Additionally, you can also watch today’s joint session on ABC News Live, CBS News, NBC News Now, Peacock, or The Roku Channel, all of which are free to stream. These services can be accessed on a variety of different devices, including Apple TV, Roku, Amazon Fire TV, and mobile. You can also stream them live on YouTube — check out CBS News’ coverage when it goes live at 12:30 p.m. ET below.



WHAT HAPPENS WHEN THE ELECTORAL COLLEGE IS CHALLENGED?

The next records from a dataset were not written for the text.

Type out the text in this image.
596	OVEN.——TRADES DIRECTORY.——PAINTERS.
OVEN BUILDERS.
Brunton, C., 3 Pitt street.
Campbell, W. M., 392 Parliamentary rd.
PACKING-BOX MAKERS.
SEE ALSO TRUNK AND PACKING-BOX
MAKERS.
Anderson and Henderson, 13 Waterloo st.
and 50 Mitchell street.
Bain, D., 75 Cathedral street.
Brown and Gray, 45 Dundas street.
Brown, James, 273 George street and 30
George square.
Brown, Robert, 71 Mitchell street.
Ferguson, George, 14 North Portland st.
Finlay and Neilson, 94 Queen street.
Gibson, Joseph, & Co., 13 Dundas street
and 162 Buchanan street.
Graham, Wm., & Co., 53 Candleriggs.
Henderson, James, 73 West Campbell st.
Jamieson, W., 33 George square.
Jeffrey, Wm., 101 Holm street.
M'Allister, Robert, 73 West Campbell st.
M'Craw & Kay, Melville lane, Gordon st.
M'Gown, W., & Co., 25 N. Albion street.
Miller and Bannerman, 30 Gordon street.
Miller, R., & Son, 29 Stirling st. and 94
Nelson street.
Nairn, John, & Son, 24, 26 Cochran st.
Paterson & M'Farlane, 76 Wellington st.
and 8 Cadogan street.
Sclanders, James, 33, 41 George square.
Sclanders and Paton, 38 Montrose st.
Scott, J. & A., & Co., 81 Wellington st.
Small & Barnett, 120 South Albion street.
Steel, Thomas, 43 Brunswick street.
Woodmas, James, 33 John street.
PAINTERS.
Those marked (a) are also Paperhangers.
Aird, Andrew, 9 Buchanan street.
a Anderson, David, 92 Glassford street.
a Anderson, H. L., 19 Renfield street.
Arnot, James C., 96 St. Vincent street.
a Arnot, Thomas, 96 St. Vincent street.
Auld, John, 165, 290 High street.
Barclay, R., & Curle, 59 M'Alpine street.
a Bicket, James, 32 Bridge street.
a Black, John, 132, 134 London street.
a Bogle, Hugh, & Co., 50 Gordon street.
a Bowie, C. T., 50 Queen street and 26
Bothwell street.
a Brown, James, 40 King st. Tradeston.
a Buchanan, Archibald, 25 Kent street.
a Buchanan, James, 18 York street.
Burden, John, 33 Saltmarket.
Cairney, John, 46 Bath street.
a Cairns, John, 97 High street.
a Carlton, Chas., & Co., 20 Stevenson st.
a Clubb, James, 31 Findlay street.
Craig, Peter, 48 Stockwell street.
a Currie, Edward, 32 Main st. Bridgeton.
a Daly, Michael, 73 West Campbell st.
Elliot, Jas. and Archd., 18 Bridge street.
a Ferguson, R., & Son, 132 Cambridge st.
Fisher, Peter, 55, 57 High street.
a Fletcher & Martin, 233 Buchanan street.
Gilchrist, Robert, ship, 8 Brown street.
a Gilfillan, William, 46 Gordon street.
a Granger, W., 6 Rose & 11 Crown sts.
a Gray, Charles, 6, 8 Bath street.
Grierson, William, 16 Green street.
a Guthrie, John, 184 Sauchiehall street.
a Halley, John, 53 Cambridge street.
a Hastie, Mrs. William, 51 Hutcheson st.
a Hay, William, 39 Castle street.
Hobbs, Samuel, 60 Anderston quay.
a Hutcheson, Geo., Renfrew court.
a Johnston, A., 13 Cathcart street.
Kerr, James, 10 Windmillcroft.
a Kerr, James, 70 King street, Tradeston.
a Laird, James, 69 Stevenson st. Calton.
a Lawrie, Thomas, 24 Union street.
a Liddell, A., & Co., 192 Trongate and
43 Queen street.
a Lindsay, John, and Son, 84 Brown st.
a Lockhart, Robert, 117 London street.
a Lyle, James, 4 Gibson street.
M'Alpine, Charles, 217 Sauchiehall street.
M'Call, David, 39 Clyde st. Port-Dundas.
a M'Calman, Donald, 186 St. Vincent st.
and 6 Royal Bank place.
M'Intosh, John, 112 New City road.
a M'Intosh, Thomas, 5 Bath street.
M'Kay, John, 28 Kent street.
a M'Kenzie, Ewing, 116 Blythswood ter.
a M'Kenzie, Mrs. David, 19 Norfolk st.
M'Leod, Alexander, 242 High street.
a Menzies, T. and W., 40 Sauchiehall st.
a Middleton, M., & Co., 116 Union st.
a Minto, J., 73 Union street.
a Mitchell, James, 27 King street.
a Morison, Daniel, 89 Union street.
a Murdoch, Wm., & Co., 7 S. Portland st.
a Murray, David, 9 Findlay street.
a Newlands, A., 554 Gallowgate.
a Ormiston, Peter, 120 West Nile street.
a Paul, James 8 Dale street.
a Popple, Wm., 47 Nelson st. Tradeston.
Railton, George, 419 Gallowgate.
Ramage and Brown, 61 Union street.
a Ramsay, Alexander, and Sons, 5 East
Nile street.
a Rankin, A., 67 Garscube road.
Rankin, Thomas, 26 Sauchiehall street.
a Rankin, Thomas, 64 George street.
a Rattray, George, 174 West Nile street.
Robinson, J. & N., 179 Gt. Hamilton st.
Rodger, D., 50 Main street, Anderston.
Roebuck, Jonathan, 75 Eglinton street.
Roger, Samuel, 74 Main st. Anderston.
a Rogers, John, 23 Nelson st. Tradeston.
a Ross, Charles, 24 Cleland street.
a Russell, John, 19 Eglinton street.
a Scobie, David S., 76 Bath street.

As the AP explains, any member of Congress can object to a state’s electoral college votes on any grounds, and if a written, signed objection is presented by both a member of the House and the Senate, the presiding officer has to hear the objection. At that point, the joint session is suspended, and both chambers conduct a vote to sustain it. In order for the objection to affect the results, a majority in both chambers must agree; if not, the original electoral votes are counted with no changes.

WHAT HAPPENS IF CONGRESS OBJECTS TO THE ELECTION TODAY?

With the above description in mind, it is very unlikely that anything meaningful will happen if certain members of Congress object to the election certification. As of this morning, only about a dozen Republican senators have announced plans to object to swing states’ (including Pennsylvania, Arizona, and Georgia) electoral college votes, which is not enough to capture a majority of the chamber. In the House, more than 100 GOP lawmakers are expected to object, but that figure is not enough to achieve a majority in the 435-person legislative body, either.

As a result, it’s likely that the objection will fail in both chambers, and these states’ electoral college votes will be counted in favor of their winner, Joe Biden.